The power supply in 5949 villages and 56 Towns and water supply in 5752 villages and 32 towns have been affected. A total of 132 persons have been reported dead either due to drowning, collapse of building walls. The railway tracks at many low lying stretches have been submerged. Transportation in the affected districts is reported to have slowed down due to closure of 259 state managed road routes, but 95 state road routes remained open for movement. 1239 panchayat managed roads have been closed for movements keeping 302 panchayat roads open for accessibility. The traffic movement on the State Express Highway and NH8 was also affected. The irrigation department has issued high alert for 41 dams in the affected districts.
The state administration has evacuated 500,000 affected persons to safe locations. Some 3 lakh persons have been evacuated from Surendranagar(1900) Bharuch(42717), Kheda(28941), Navsari(33096), Surat(33727), Ahmedabad(5267) and Valsad(3800), Vadodara (99022), Anand (32694), Amreli (11525), Bhavnagar (1216), Gandhinagar (1250), Jamnagar(200), Junagadh(940), Mahesana(230), Panchmahal(51) Sabarkantha(375), Narmada(24) districts. The state deployed 9 army columns in Kheda, Vadodara, Anand, and company of CRPF in Matar and Nadiad with 34 boats have been deployed for rescue operations while 11 Indian Air Force Helicopters have been conducting rescue operations and air dropping of relief materials.

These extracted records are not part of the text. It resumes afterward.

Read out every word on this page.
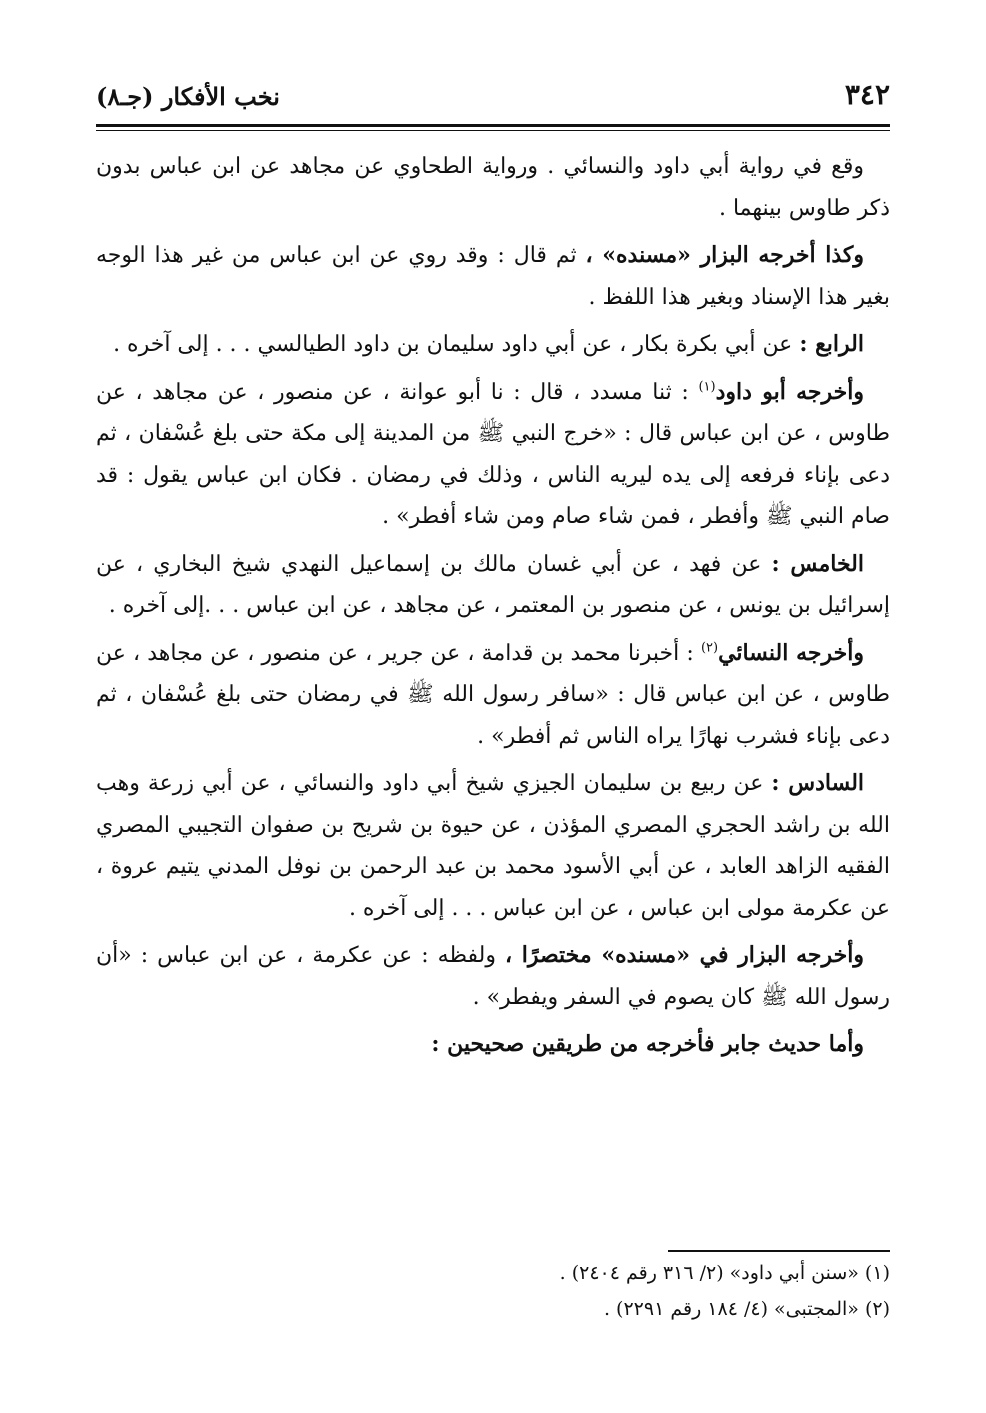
٣٤٢
نخب الأفكار (جـ٨)

وقع في رواية أبي داود والنسائي . ورواية الطحاوي عن مجاهد عن ابن عباس بدون ذكر طاوس بينهما .

وكذا أخرجه البزار «مسنده» ، ثم قال : وقد روي عن ابن عباس من غير هذا الوجه بغير هذا الإسناد وبغير هذا اللفظ .

الرابع : عن أبي بكرة بكار ، عن أبي داود سليمان بن داود الطيالسي . . . إلى آخره .

وأخرجه أبو داود$^{(١)}$ : ثنا مسدد ، قال : نا أبو عوانة ، عن منصور ، عن مجاهد ، عن طاوس ، عن ابن عباس قال : «خرج النبي ﷺ من المدينة إلى مكة حتى بلغ عُسْفان ، ثم دعى بإناء فرفعه إلى يده ليريه الناس ، وذلك في رمضان . فكان ابن عباس يقول : قد صام النبي ﷺ وأفطر ، فمن شاء صام ومن شاء أفطر» .

الخامس : عن فهد ، عن أبي غسان مالك بن إسماعيل النهدي شيخ البخاري ، عن إسرائيل بن يونس ، عن منصور بن المعتمر ، عن مجاهد ، عن ابن عباس . . .إلى آخره .

وأخرجه النسائي$^{(٢)}$ : أخبرنا محمد بن قدامة ، عن جرير ، عن منصور ، عن مجاهد ، عن طاوس ، عن ابن عباس قال : «سافر رسول الله ﷺ في رمضان حتى بلغ عُسْفان ، ثم دعى بإناء فشرب نهارًا يراه الناس ثم أفطر» .

السادس : عن ربيع بن سليمان الجيزي شيخ أبي داود والنسائي ، عن أبي زرعة وهب الله بن راشد الحجري المصري المؤذن ، عن حيوة بن شريح بن صفوان التجيبي المصري الفقيه الزاهد العابد ، عن أبي الأسود محمد بن عبد الرحمن بن نوفل المدني يتيم عروة ، عن عكرمة مولى ابن عباس ، عن ابن عباس . . . إلى آخره .

وأخرجه البزار في «مسنده» مختصرًا ، ولفظه : عن عكرمة ، عن ابن عباس : «أن رسول الله ﷺ كان يصوم في السفر ويفطر» .

وأما حديث جابر فأخرجه من طريقين صحيحين :

(١) «سنن أبي داود» (٢/ ٣١٦ رقم ٢٤٠٤) .
(٢) «المجتبى» (٤/ ١٨٤ رقم ٢٢٩١) .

600 trained SRP personnel and State Police force have been deployed. The trained fire bridge rescue teams from all city municipalities are carrying out emergency operations in the affected cities. 200 students from Haryala Gurukul have been shifted to safe place. 400 stranded passengers of Shanti Express at Dakor have been rescued. Power supply has been restored in 5068 villages and 52 towns and water supply has been restored in 3621 villages, and 25 Towns Water is supplied through tankers in Kheda, Anand and Vadodara.